The company said Aug. 8 in court filings that its board agreed to pay the “mootness fee” in light of the lawsuit’s contribution “to the actions taken by the Company.” Plaintiffs’ firms seek such fees where the claims in a lawsuit are rendered moot by some action taken by the defendant ( Buch v. Filo , Del. Ch., No. 10933-VCL, 8/8/17 ).
The lawsuit was filed in April 2015 by shareholder Cathy Buch.
In 2014, then-Chief Executive Officer Marissa Mayer fired Henrique de Castro, the company’s chief operating officer, after only 14 months on the job. The termination triggered almost $60 million in severance benefits for de Castro, who during his short time at Yahoo was paid more than Mayer.

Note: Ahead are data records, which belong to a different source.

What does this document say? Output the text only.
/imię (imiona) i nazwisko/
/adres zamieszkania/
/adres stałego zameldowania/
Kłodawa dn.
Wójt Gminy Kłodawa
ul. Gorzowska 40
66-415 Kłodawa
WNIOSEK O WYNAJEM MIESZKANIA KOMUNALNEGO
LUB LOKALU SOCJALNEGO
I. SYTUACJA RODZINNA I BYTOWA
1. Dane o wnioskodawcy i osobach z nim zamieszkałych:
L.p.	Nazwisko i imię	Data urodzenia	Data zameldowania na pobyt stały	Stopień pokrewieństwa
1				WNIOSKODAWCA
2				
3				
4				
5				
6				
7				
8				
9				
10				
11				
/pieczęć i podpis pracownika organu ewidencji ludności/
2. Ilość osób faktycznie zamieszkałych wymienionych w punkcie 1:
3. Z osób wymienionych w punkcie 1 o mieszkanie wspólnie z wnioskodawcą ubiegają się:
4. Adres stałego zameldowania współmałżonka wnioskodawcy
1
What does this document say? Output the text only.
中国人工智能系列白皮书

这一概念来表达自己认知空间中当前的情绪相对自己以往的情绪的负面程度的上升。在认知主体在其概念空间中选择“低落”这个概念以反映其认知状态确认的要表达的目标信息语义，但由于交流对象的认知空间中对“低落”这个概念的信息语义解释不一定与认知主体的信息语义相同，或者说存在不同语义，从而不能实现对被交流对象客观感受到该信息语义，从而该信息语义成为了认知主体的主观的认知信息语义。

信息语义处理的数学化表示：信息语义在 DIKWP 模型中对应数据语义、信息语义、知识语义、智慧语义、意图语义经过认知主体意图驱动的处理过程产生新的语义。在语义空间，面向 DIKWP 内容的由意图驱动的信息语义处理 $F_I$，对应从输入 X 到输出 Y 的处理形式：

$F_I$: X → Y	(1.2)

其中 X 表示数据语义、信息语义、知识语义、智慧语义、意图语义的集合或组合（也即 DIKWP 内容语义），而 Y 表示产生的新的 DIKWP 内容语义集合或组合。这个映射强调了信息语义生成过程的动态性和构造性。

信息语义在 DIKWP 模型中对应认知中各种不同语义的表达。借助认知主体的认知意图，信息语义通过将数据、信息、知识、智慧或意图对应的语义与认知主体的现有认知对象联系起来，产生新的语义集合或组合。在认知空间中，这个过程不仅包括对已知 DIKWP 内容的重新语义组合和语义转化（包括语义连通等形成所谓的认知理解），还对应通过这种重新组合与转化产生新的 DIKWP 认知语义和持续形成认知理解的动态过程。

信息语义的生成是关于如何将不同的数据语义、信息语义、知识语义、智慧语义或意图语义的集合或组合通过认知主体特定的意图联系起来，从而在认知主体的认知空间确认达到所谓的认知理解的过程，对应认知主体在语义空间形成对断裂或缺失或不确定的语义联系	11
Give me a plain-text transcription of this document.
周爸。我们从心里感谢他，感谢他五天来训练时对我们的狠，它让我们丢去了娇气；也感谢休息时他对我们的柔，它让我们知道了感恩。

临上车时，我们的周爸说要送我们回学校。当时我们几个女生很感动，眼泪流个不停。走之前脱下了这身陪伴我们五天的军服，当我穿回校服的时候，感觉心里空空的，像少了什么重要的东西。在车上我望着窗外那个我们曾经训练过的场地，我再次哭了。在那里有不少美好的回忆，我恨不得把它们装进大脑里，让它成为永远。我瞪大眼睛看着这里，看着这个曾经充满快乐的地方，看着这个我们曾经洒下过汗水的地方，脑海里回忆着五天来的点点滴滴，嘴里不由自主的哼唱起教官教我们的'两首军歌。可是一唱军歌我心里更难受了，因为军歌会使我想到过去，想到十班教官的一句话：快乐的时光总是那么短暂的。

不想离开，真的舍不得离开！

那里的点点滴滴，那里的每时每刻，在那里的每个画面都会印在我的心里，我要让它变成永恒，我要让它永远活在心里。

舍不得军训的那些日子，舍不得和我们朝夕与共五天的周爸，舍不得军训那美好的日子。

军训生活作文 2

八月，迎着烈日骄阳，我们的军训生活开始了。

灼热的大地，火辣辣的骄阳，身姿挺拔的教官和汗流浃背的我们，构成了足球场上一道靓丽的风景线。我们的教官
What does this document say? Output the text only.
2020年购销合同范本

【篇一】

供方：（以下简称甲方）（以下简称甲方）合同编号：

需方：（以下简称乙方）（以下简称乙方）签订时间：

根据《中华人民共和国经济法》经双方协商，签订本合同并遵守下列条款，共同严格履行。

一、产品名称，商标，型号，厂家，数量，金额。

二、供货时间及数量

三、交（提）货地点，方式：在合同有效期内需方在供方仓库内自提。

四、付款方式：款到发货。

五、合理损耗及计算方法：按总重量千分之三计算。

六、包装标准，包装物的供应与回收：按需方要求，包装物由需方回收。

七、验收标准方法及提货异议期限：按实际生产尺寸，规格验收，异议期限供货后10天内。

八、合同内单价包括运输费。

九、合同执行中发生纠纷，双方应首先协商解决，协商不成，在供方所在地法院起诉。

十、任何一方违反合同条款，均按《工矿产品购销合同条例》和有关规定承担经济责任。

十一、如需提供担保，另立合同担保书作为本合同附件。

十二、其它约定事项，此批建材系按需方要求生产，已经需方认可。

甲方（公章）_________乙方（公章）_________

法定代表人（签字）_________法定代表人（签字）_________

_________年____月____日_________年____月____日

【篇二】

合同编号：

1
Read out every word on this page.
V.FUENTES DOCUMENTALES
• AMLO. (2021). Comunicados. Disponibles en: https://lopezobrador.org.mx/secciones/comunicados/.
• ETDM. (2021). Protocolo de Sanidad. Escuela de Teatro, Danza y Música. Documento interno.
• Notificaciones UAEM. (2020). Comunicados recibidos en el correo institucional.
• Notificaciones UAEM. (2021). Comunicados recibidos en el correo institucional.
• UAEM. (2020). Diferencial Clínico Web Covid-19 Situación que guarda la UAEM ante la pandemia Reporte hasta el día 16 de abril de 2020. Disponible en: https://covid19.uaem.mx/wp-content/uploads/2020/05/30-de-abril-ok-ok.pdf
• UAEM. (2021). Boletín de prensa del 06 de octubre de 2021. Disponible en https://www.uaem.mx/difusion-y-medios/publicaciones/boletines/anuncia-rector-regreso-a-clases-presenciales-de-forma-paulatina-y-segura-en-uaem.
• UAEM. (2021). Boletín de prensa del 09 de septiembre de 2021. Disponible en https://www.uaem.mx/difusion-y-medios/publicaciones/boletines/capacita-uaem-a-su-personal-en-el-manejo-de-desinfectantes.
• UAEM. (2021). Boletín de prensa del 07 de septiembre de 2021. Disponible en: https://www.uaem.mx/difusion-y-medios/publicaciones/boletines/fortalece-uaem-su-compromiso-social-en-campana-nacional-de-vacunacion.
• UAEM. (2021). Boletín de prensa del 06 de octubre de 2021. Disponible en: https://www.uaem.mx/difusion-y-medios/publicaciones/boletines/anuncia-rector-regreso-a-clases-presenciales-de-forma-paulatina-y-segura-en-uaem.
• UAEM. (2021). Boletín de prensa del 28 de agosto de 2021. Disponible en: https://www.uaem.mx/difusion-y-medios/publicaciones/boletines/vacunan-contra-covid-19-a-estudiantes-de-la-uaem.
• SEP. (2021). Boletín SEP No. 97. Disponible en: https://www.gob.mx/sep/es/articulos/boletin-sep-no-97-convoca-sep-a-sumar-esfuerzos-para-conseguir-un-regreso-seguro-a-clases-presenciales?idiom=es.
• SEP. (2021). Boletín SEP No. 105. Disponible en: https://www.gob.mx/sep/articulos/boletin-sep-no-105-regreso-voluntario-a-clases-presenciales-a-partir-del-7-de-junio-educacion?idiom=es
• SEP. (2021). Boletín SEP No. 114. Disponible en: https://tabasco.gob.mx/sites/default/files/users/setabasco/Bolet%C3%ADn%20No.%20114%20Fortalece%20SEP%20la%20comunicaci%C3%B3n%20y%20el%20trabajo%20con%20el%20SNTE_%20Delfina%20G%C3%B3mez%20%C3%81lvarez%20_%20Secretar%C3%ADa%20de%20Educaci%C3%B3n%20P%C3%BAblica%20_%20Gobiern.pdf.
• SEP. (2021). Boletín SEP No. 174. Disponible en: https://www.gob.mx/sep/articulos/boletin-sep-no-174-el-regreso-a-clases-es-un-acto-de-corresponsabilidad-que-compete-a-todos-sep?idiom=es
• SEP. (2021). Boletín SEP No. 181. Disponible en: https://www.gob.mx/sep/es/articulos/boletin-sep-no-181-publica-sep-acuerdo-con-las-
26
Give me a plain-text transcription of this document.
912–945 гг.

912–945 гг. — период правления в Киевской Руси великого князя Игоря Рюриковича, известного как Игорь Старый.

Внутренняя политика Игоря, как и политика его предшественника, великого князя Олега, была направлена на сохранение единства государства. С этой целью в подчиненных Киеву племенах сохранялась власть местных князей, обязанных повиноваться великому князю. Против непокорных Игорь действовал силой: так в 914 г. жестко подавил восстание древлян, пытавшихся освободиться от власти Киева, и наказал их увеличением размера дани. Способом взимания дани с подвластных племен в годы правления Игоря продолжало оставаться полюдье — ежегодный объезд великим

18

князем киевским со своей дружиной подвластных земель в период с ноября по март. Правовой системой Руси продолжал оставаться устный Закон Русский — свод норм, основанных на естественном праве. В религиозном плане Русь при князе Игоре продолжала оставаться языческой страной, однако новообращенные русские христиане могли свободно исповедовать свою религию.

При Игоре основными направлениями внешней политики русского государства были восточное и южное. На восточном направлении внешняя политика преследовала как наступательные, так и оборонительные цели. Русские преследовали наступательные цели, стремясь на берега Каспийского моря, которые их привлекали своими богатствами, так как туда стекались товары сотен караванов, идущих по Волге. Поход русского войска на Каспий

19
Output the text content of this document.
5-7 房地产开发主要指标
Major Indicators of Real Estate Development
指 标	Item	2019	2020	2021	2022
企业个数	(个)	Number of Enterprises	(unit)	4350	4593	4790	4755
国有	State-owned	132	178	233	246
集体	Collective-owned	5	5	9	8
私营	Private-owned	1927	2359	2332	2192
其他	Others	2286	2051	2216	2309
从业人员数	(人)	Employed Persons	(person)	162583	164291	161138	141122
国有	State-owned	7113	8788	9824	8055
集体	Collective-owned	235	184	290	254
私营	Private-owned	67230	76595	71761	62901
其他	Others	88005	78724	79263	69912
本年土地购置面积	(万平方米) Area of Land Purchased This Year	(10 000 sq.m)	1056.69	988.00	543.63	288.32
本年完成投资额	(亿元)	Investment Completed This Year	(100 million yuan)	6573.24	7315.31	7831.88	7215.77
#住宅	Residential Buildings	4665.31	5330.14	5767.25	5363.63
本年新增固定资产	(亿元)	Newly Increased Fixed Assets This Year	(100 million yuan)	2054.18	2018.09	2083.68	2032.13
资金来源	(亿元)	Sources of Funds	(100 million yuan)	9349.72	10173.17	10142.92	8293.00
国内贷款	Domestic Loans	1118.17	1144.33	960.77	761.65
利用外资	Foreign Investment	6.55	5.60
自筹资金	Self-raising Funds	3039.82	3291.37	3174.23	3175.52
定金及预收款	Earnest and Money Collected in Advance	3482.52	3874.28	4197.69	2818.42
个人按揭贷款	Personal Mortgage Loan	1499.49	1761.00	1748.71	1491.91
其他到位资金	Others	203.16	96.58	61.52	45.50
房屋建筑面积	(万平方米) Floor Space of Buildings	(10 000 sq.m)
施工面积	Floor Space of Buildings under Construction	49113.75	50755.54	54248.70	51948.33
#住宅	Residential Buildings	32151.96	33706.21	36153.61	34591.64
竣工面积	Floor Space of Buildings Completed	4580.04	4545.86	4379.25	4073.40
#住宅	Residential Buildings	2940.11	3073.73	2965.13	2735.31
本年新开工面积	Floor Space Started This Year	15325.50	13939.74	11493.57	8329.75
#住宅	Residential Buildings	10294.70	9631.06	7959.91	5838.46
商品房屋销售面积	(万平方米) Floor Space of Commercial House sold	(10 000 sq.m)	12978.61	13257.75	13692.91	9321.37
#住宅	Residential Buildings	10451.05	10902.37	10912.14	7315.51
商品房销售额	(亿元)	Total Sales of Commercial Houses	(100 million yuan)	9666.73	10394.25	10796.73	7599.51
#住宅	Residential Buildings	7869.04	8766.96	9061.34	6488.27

Buch and Amalgamated Bank, another Yahoo shareholder, filed separate actions over how Mayer and Yahoo’s board handled the situation.
The company in June 2016 established a special board committee to consider the shareholders’ allegations. In May this year, the committee issued a report concluding that de Castro’s firing violated the company’s bylaws because it hadn’t been approved by the full board. However, the committee also concluded that Buch didn’t have viable claims because the board members involved hadn’t acted in bad faith or with gross negligence. The committee further found “no evidence that a full Board vote on de Castro’s termination would have yielded a different result.”
Yahoo subsequently adopted executive compensation governance practices recommended by the committee.
Buch agreed to drop her claims in light of the board’s actions. Vice Chancellor J. Travis Laster approved the settlement Aug. 8.